Il ricercatore pensa che ve ne siano sette, di questi processi: sette distinti agenti dell'invecchiamento. E suggerisce che le continue scoperte nel campo della biologia molecolare e cellulare potrebbero un giorno offrire le chiavi per "perturbare" (come si dice in gergo) ciascuno di essi, e quindi rallentarlo o addirittura sconfiggerlo.
I sette agenti sarebbero: la perdita, atrofia o degenerazione di cellule; l'accumulazione di cellule indesiderate (per esempio: il grasso); le mutazioni cromosomiche (cancro); le mutazioni del mitocondrio (produce l'energia per le cellule); l'accumulazione di "detriti" all'interno (arteriosclerosi) o all'esterno (Alzheimer) delle cellule; e la modifica delle proprietà fisiche o chimiche di certe proteine (perdita di elasticità di tessuti come le pareti delle arterie).

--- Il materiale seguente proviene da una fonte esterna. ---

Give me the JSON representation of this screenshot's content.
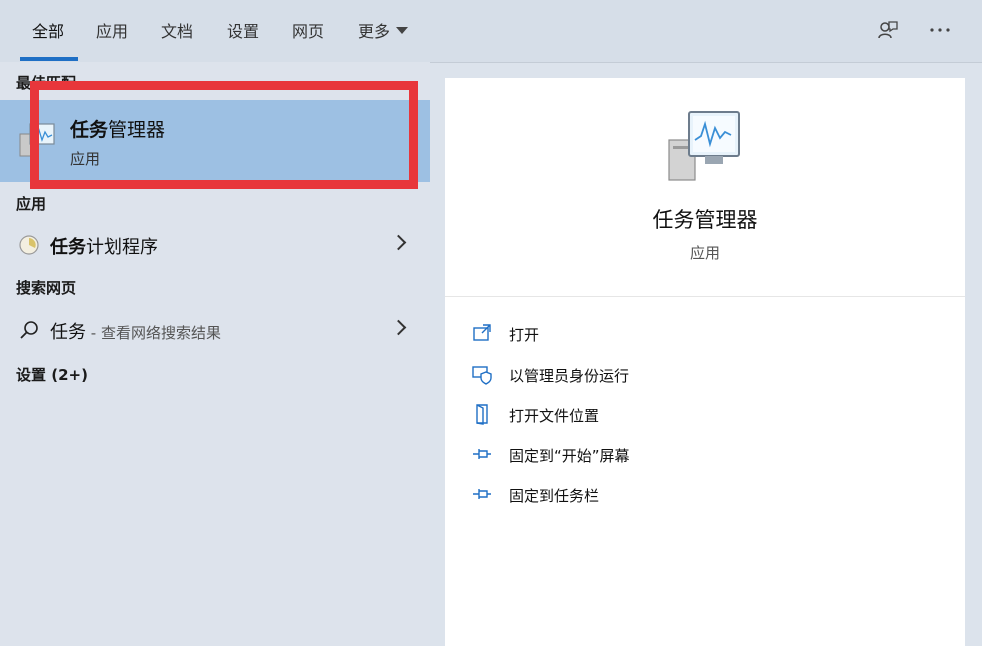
{
  "tabs": [
    {
      "label": "全部"
    },
    {
      "label": "应用"
    },
    {
      "label": "文档"
    },
    {
      "label": "设置"
    },
    {
      "label": "网页"
    },
    {
      "label": "更多"
    }
  ],
  "left": {
    "best_match_heading": "最佳匹配",
    "best_match": {
      "title_bold": "任务",
      "title_rest": "管理器",
      "subtitle": "应用"
    },
    "apps_heading": "应用",
    "app_item": {
      "title_bold": "任务",
      "title_rest": "计划程序"
    },
    "web_heading": "搜索网页",
    "web_item": {
      "title": "任务",
      "suffix": " - 查看网络搜索结果"
    },
    "settings_heading": "设置 (2+)"
  },
  "right": {
    "title": "任务管理器",
    "subtitle": "应用",
    "actions": [
      {
        "label": "打开",
        "icon": "open-icon"
      },
      {
        "label": "以管理员身份运行",
        "icon": "shield-icon"
      },
      {
        "label": "打开文件位置",
        "icon": "file-location-icon"
      },
      {
        "label": "固定到“开始”屏幕",
        "icon": "pin-icon"
      },
      {
        "label": "固定到任务栏",
        "icon": "pin-icon"
      }
    ]
  },
  "colors": {
    "accent": "#1f6fc5",
    "highlight": "#9dc0e3",
    "annotation": "#e8363b"
  }
}
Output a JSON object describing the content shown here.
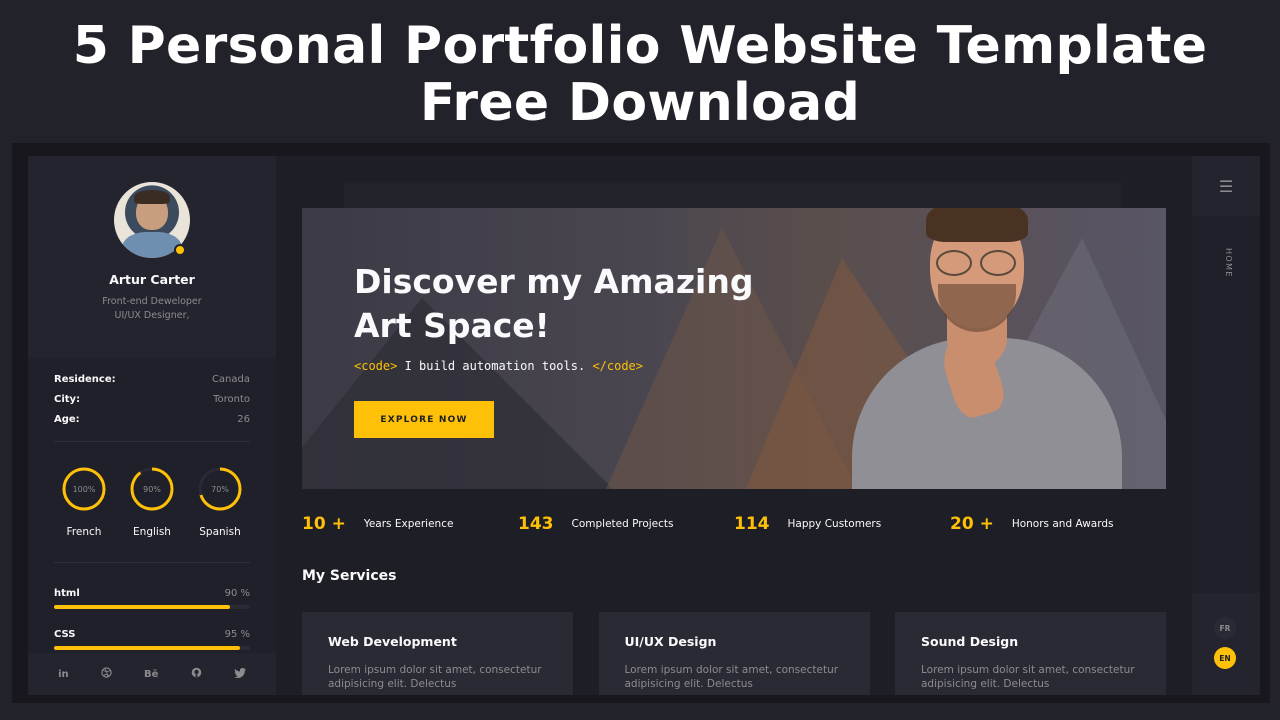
{
  "headline": {
    "line1": "5 Personal Portfolio Website Template",
    "line2": "Free Download"
  },
  "sidebar": {
    "name": "Artur Carter",
    "role_line1": "Front-end Deweloper",
    "role_line2": "UI/UX Designer,",
    "info": [
      {
        "key": "Residence:",
        "value": "Canada"
      },
      {
        "key": "City:",
        "value": "Toronto"
      },
      {
        "key": "Age:",
        "value": "26"
      }
    ],
    "languages": [
      {
        "label": "French",
        "percent_text": "100%",
        "level": 1.0
      },
      {
        "label": "English",
        "percent_text": "90%",
        "level": 0.9
      },
      {
        "label": "Spanish",
        "percent_text": "70%",
        "level": 0.7
      }
    ],
    "skills": [
      {
        "label": "html",
        "percent_text": "90 %",
        "level": 0.9
      },
      {
        "label": "CSS",
        "percent_text": "95 %",
        "level": 0.95
      }
    ],
    "socials": [
      "in",
      "dribbble-icon",
      "Bē",
      "github-icon",
      "twitter-icon"
    ]
  },
  "hero": {
    "title": "Discover my Amazing Art Space!",
    "code_open": "<code>",
    "code_text": " I build automation tools. ",
    "code_close": "</code>",
    "button": "EXPLORE NOW"
  },
  "stats": [
    {
      "number": "10 +",
      "label": "Years Experience"
    },
    {
      "number": "143",
      "label": "Completed Projects"
    },
    {
      "number": "114",
      "label": "Happy Customers"
    },
    {
      "number": "20 +",
      "label": "Honors and Awards"
    }
  ],
  "services": {
    "title": "My Services",
    "cards": [
      {
        "title": "Web Development",
        "desc": "Lorem ipsum dolor sit amet, consectetur adipisicing elit. Delectus"
      },
      {
        "title": "UI/UX Design",
        "desc": "Lorem ipsum dolor sit amet, consectetur adipisicing elit. Delectus"
      },
      {
        "title": "Sound Design",
        "desc": "Lorem ipsum dolor sit amet, consectetur adipisicing elit. Delectus"
      }
    ]
  },
  "rail": {
    "menu_icon": "hamburger-icon",
    "nav_label": "HOME",
    "lang_fr": "FR",
    "lang_en": "EN"
  },
  "colors": {
    "accent": "#ffc107",
    "background": "#1e1e26",
    "panel": "#24242e",
    "muted_text": "#8c8c8e"
  }
}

Ciascuno di questi fattori è naturalmente molto complesso, come pure le "soluzioni" possibili. De Grey di soluzioni ne ha un catalogo, anche se per ora sono solo speculazioni teoriche. Sta lanciando la prima sperimentazione: intende raddoppiare la longevità di un topo (da tre a sei anni), e pensa di riuscirvi entro dieci anni.
Anche ammettendo che quella di De Grey è vera scienza, rimane da chiedersi se sia "buona scienza": se vivere per duecento o mille anni (con le vastissime conseguenze culturali, sociali ed economiche che un tale prolungamento della vita comporterebbe) sarebbe una buona cosa. A una rivista scientifica, De Grey ha risposto così: "Il diritto di vivere quanto ci pare è uno dei diritti più fondamentali. E non lo dico io. Tutti i codici morali, religiosi o secolari, sembrano d'accordo: il diritto alla vita è il diritto più importante". Per aggiungere poco dopo: "Rimanendo inattivi invece di lavorare all'estensione della durata della vita, non facciamo che accelerare la morte".